There is a problem currently exercising the minds of countless officials of the European Union. They are trying to decide when a swede is not a swede but a turnip and, conversely, when a turnip is a swede. Please note: 'swede' is spelt with a lower case 's' and does not refer to a national from that Scandinavian country next door to Norway. It all started, as so many things like this seem to do, with the French. Their wines have long been subject to appellation controllée which defines exactly where the grapes for the wine were grown. (They later spread this scheme to cover cheese and, for all I know, it might now cover olive oil as well.) The original reason for this was to protect their farmers and to prevent people from other areas or, worse, other countries from using names such as Champagne when what they were really describing was a sparkling wine produced in the Champagne style. Needless to say, the Brussels bureaucrats soon jumped on this idea as a way of expanding their own little (only now it's not so little) empire.

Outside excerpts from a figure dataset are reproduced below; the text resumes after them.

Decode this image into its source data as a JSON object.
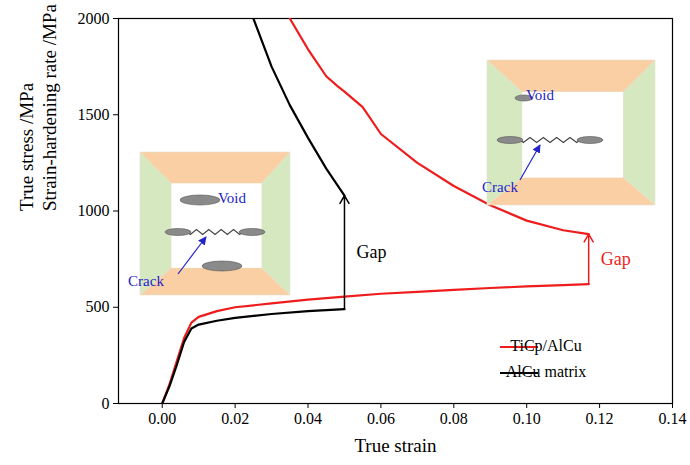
{
  "chart_data": {
    "type": "line",
    "xlabel": "True strain",
    "ylabel": [
      "True stress /MPa",
      "Strain-hardening rate /MPa"
    ],
    "xlim": [
      -0.012,
      0.14
    ],
    "xticks": [
      {
        "value": 0,
        "label": "0.00"
      },
      {
        "value": 0.02,
        "label": "0.02"
      },
      {
        "value": 0.04,
        "label": "0.04"
      },
      {
        "value": 0.06,
        "label": "0.06"
      },
      {
        "value": 0.08,
        "label": "0.08"
      },
      {
        "value": 0.1,
        "label": "0.10"
      },
      {
        "value": 0.12,
        "label": "0.12"
      },
      {
        "value": 0.14,
        "label": "0.14"
      }
    ],
    "ylim": [
      0,
      2000
    ],
    "yticks": [
      0,
      500,
      1000,
      1500,
      2000
    ],
    "legend": "lower right",
    "series": [
      {
        "name": "TiCp/AlCu",
        "color": "#ee1c1c",
        "gap_label": "Gap",
        "curves": [
          {
            "x": [
              0,
              0.002,
              0.004,
              0.006,
              0.008,
              0.01,
              0.015,
              0.02,
              0.03,
              0.04,
              0.05,
              0.06,
              0.07,
              0.08,
              0.09,
              0.1,
              0.11,
              0.117
            ],
            "values": [
              0,
              100,
              220,
              340,
              420,
              450,
              480,
              500,
              520,
              540,
              555,
              570,
              580,
              590,
              600,
              608,
              615,
              620
            ]
          },
          {
            "x": [
              0.035,
              0.04,
              0.045,
              0.048,
              0.05,
              0.055,
              0.06,
              0.07,
              0.08,
              0.09,
              0.1,
              0.11,
              0.117
            ],
            "values": [
              2000,
              1840,
              1700,
              1650,
              1620,
              1540,
              1400,
              1250,
              1130,
              1030,
              950,
              900,
              880
            ]
          }
        ]
      },
      {
        "name": "AlCu matrix",
        "color": "#000000",
        "gap_label": "Gap",
        "curves": [
          {
            "x": [
              0,
              0.002,
              0.004,
              0.006,
              0.008,
              0.01,
              0.015,
              0.02,
              0.03,
              0.04,
              0.05
            ],
            "values": [
              0,
              90,
              200,
              320,
              390,
              410,
              430,
              445,
              465,
              480,
              490
            ]
          },
          {
            "x": [
              0.025,
              0.03,
              0.035,
              0.04,
              0.045,
              0.05
            ],
            "values": [
              2000,
              1750,
              1550,
              1380,
              1220,
              1080
            ]
          }
        ]
      }
    ],
    "insets": [
      {
        "void": "Void",
        "crack": "Crack"
      },
      {
        "void": "Void",
        "crack": "Crack"
      }
    ]
  }
}
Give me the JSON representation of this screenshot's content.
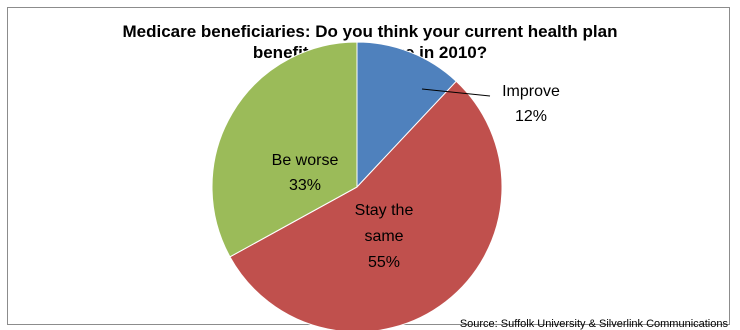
{
  "chart_data": {
    "type": "pie",
    "title_lines": [
      "Medicare beneficiaries:  Do you think your current health plan",
      "benefits will change in 2010?"
    ],
    "slices": [
      {
        "label": "Improve",
        "value": 12,
        "value_label": "12%",
        "color": "#4f81bd"
      },
      {
        "label": "Stay the same",
        "label_lines": [
          "Stay the",
          "same"
        ],
        "value": 55,
        "value_label": "55%",
        "color": "#c0504d"
      },
      {
        "label": "Be worse",
        "value": 33,
        "value_label": "33%",
        "color": "#9bbb59"
      }
    ],
    "start": "12 o'clock",
    "direction": "clockwise",
    "legend": "none"
  },
  "source": "Source:  Suffolk University & Silverlink Communications"
}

The first foodstuff from England to be given this sort of protection was Stilton cheese, which has to be made from milk from cows in a small area of, I think, Cambridgeshire. Then came the humble pork pie. But this is not your everyday supermarket pork pie - this is the Melton Mowbray pork pie, made in (or near to) the Leicestershire town of that name to a particular recipe. There have been calls for Cheddar cheese to be similarly protected but I don't think those calls have been successful - at last, not yet.

So, back to the original problem. When is a swede a turnip and when is a turnip a swede? For the uninitiated, both are root vegetables but a turnip is white with an earthy flavour while a swede is usually larger, yellow and with a sweeter taste. But in the south-western English county of Cornwall, the swede is known as a turnip. Now, as many people know, a traditional Cornish food is the Cornish pasty. This delicacy is currently being considered by the European Union for appellation controllée-style protection, and this is where the problem arises. The traditional recipe uses swede in the filling, but to a true Cornishman, it's turnip. So the bureaucrats have to decide just what ingredients go into a Cornish pasty - and what should be listed on the packaging. Does it include swede or turnip? If the bureaucrats decide on swede because that is what most people call the vegetable, the Cornish will say it's not the proper recipe, but if the decision is to call the vegetable turnip, people outside Cornwall will expect something different.

Solomon, would that you were living at this hour!

2 comments:

(not necessarily your) Uncle Skip said...

I think I've figured out that politicians (and bureaucrats, too) don't think or operate like real people. If an emergency doesn't exist, they have to create one. If nothing needs to be done, they'll find something.

Brighton Pensioner said...

I often think that life would be so much simpler without them. Or maybe it would merely descend into anarchy.